Afonsinho fez o credenciamento e conduziu o avô à tribuna. O estádio estava cheio de equatorianos incandescidos pela sua seleção.
– O Equador joga de amarelo, vô. Dá pro senhor fingir que é a Seleção Brasileira. Pelo menos até o jogo começar, depois fica difícil! Ah, ah, ah!
– Ah, Afonsinho, mas tudo aqui já valeu a pena. E não sei não, no meu tempo o Equador batia um bolão.
– Hoje bate mais ainda! As seleções menores vêm em grande evolução.
– Equador contra quem, mesmo?
– Honduras.
– Ih, vai dar um vareio. Vai passar gol até por de dentro do zóio, que nem dizia antigamente.
– Vou indo, vô.
– Vai aonde? Não vai ficar aqui vendo o jogo comigo?

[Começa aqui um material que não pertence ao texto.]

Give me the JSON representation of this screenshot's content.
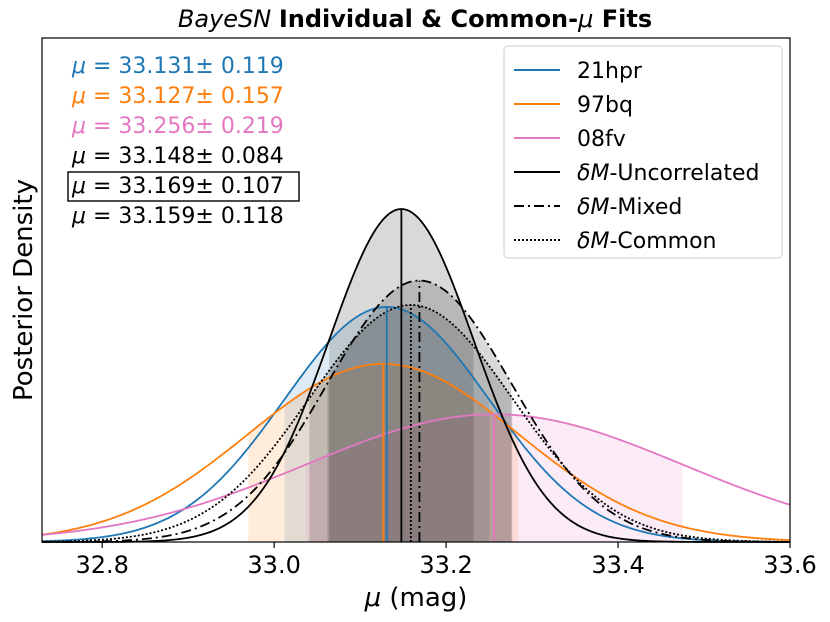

– Eu tenho que trabalhar! Fazer as fotos da partida!
– É mesmo, já tava me esquecendo, eh, eh.
– Vou ficar atrás daquele gol ali. Numa dessa o senhor pode me enxergar daqui.
– Tire bastante foto dos goleiros, hein? E não esqueça…
– De mandar as fotos para eles? Hoje em dia nem precisa, vô. As fotos ficam pra sempre.